'Fences' Star Viola Davis Will Submit for Best Supporting Actress, Not Best Actress, at the Oscars

Viola Davis in 'Fences' (Photo: Paramount Pictures)
Viola Davis in ‘Fences’ (Photo: Paramount Pictures)

Viola Davis has twice been nominated for an Academy Award — for supporting actress for 2009’s Doubt and for lead actress for 2012’s The Help. While she’s yet to bring home a gold statuette, she’ll likely again vie for Oscar glory early next year, courtesy of her upcoming December drama Fences, in which she stars opposite Denzel Washington in an adaptation of August Wilson’s Pulitzer Prize-winning 1987 play. Variety is reporting that Davis and the movie’s studio Paramount have decided to submit her performance in the Best Supporting Actress category — a decision that could impact an overcrowded Best Actress field.
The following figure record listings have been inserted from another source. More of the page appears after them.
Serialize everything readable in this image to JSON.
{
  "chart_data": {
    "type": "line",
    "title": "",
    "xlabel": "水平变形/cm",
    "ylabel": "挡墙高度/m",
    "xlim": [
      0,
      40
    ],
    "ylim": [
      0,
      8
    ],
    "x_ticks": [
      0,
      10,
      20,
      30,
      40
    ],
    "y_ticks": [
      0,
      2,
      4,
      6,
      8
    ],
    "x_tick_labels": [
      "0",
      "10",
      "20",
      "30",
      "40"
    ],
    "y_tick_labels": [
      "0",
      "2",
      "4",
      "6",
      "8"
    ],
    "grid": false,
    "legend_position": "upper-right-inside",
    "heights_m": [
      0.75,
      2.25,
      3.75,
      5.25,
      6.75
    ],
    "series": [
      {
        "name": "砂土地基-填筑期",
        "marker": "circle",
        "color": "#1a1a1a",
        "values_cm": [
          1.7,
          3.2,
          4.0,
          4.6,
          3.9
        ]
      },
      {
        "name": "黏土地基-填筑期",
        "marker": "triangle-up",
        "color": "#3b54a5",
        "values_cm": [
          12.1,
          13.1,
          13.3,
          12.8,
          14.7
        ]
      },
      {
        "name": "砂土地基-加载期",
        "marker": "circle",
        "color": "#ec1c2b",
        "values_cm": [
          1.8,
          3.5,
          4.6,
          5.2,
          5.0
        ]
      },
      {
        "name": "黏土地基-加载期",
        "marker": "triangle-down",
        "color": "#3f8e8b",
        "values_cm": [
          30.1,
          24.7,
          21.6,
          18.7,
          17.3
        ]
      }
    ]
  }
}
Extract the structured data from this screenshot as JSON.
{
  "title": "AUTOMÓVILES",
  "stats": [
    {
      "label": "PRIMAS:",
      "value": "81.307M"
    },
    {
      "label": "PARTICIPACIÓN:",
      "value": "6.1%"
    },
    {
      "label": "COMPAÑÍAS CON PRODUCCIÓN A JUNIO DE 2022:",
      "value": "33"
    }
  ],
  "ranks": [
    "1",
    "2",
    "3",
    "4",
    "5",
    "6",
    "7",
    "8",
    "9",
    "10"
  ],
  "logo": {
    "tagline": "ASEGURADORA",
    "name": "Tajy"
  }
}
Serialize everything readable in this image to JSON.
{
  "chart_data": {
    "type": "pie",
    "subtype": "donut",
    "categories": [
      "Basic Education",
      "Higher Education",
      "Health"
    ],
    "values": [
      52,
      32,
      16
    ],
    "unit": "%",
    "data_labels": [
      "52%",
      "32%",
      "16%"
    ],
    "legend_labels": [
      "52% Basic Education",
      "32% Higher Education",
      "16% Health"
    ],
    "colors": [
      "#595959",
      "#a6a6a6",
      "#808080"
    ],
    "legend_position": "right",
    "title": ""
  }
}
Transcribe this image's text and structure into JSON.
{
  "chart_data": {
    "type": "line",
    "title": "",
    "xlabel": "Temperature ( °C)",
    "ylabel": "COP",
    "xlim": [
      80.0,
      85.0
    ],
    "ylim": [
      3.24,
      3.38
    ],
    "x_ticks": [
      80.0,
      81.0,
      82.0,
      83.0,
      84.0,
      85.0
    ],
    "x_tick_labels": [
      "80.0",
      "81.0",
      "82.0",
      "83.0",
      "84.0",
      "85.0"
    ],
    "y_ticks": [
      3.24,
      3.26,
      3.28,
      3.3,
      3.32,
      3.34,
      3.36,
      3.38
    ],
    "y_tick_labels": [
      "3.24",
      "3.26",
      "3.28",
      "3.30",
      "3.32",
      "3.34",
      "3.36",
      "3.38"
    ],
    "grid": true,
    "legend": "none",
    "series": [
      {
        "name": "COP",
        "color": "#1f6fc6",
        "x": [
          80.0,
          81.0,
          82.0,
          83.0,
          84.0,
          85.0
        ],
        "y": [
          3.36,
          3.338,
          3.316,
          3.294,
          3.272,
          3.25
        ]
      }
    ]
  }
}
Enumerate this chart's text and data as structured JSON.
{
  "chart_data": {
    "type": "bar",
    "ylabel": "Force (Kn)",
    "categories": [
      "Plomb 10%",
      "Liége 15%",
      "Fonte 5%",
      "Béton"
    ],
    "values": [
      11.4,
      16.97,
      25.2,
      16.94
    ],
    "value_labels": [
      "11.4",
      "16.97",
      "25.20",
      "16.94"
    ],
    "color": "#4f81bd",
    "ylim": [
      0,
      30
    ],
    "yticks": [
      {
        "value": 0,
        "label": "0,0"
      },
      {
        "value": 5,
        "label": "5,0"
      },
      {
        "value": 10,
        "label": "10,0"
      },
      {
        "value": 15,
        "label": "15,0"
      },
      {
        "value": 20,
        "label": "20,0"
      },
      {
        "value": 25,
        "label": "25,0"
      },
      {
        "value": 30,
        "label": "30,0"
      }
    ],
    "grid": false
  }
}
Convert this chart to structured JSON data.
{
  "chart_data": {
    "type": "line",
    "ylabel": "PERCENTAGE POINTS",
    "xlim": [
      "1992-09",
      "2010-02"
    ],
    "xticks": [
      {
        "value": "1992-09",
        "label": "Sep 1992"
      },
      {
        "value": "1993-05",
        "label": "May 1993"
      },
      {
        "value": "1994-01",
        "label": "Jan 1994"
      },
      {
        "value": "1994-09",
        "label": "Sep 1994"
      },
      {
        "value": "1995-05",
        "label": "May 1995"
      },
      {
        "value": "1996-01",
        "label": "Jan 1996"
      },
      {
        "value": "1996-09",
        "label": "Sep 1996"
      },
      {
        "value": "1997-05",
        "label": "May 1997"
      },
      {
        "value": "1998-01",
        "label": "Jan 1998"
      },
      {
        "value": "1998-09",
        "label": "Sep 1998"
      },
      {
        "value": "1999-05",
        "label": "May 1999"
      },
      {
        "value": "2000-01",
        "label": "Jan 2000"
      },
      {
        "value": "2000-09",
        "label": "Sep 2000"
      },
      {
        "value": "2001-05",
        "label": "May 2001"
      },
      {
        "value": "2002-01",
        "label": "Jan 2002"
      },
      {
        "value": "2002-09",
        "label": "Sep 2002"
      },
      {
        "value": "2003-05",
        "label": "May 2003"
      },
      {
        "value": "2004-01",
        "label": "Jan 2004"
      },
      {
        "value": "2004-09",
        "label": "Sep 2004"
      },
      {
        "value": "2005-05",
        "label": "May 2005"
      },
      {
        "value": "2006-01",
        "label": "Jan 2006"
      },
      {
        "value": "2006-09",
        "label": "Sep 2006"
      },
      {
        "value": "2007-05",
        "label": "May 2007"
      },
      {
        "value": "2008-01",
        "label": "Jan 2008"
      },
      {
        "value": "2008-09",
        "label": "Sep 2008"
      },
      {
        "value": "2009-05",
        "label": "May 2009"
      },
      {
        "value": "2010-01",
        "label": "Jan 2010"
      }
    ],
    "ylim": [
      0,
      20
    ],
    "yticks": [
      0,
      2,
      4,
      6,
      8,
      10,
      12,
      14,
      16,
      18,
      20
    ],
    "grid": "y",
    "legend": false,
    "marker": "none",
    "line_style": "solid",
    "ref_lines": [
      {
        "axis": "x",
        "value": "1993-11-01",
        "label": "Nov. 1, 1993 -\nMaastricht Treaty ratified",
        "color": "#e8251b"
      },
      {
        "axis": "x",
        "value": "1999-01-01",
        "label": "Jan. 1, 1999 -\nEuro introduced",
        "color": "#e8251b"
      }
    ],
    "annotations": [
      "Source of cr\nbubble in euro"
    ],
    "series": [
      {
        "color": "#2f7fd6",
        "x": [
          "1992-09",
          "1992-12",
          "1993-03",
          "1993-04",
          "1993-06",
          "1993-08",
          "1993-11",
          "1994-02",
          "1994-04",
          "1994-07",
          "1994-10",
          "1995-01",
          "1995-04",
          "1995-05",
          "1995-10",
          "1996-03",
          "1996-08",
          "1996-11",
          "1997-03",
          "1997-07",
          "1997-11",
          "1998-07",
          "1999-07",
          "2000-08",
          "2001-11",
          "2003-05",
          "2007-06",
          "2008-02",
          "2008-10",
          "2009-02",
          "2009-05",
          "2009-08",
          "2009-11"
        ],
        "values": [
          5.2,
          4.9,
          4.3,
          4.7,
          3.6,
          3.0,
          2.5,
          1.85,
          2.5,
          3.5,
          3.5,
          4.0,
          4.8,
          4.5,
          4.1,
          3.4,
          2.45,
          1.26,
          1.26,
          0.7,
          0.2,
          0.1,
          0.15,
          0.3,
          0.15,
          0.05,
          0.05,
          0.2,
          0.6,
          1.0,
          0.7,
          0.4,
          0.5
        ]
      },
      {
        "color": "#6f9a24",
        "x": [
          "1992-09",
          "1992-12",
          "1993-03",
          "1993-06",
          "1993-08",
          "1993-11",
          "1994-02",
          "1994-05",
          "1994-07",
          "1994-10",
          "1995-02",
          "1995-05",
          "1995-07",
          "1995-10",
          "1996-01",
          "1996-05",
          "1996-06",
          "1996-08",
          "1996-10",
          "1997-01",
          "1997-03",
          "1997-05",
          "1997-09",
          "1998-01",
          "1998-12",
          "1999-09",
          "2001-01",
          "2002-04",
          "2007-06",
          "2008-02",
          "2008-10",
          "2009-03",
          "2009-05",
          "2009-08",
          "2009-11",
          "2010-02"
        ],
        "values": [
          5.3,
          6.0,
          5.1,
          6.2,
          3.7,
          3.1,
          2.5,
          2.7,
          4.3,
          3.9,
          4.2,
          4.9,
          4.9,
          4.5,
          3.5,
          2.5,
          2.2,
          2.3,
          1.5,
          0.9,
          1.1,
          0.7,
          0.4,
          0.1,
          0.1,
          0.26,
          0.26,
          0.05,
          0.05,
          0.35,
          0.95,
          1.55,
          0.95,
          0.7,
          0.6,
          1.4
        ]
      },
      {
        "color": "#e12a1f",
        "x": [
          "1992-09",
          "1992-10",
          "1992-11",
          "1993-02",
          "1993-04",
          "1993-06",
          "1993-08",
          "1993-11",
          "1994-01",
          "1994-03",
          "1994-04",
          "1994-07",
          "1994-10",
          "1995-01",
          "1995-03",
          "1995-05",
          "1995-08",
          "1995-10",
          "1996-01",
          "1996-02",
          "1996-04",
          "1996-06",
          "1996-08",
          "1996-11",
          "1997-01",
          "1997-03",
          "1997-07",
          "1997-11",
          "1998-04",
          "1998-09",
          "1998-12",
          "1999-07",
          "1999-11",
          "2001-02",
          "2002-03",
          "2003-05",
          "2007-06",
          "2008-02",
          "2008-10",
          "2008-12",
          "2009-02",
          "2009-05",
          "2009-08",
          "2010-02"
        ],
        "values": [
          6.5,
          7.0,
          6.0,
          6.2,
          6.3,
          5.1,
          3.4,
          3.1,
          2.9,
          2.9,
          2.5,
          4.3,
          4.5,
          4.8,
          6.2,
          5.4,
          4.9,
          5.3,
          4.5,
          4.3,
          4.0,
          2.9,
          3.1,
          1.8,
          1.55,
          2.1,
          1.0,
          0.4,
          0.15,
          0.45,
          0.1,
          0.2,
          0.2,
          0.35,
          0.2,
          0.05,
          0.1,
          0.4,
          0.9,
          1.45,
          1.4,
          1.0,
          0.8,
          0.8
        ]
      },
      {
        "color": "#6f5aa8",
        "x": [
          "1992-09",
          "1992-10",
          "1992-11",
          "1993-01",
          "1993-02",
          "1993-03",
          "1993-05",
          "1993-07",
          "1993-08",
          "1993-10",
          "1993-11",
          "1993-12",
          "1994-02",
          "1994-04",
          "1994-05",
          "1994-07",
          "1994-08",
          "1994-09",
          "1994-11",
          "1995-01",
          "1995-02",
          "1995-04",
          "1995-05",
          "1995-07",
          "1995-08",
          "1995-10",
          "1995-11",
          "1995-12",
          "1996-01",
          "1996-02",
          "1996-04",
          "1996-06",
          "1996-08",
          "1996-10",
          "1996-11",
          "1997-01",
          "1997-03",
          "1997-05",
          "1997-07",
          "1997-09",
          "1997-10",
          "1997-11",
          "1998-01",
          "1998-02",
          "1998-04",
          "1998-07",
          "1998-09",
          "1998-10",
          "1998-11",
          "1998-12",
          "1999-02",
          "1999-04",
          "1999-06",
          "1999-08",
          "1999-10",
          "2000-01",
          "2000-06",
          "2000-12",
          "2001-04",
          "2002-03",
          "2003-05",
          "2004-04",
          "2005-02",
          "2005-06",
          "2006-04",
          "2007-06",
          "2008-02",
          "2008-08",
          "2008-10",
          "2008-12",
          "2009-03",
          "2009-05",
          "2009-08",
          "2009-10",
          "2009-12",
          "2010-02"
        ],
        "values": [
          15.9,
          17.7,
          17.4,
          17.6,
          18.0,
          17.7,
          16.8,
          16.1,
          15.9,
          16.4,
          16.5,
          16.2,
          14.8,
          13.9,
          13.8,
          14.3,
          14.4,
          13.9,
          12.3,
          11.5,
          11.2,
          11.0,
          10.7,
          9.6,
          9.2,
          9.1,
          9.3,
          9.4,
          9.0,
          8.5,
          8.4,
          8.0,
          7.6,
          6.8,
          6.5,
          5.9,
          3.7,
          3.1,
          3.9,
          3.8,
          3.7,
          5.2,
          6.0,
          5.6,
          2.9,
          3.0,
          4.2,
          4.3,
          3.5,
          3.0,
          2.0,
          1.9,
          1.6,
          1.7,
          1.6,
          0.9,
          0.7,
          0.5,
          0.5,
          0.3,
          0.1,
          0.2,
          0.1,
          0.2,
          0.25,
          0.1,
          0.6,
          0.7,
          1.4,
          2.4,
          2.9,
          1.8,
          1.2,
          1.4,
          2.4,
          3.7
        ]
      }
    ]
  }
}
The decision ends recent speculation about the award-season tack Davis would take with the movie version of Fences. She’d first played the role — the matriarch of a 1950s family in Pittsburgh — on stage opposite Washington in a 2010 production that earned them both Tony awards in the lead acting categories. The move could elicit a new wave of “category fraud!” cries from pundits — eventual Oscar winner Alicia Vikander was in a similar spot last year, when she submitted herself for the Best Supporting Actress category for her turn in The Danish Girl, even though she was on-screen as much as lead actor Eddie Redmayne. Davis’ choice does let her avoid a logjam in the Best Actress category, what with Natalie Portman (Jackie), Emma Stone (La La Land), Isabelle Huppert (Elle), Annette Bening (20th Century Women), Meryl Streep (Florence Foster Jenkins), Amy Adams (Arrival, Nocturnal Animals) and Sonia Braga (Aquarius) — among others — all possibly in contention.

Of course, this means Davis would still have to cope with a sturdy group of potential competitors in the supporting class, including such contenders as Michelle Williams (Manchester by the Sea), Nicole Kidman (Lion), Kristen Stewart (Certain Women, Billy Lynn’s Long Halftime Walk), Lupita Nyong’o (Queen of Katwe), and Naomie Harris (Moonlight). Which is another way of saying — while Davis’ chances may be enhanced by this award-category approach, the larger takeaway from this news is that 2016 has been a good year for women in both leading and supporting roles.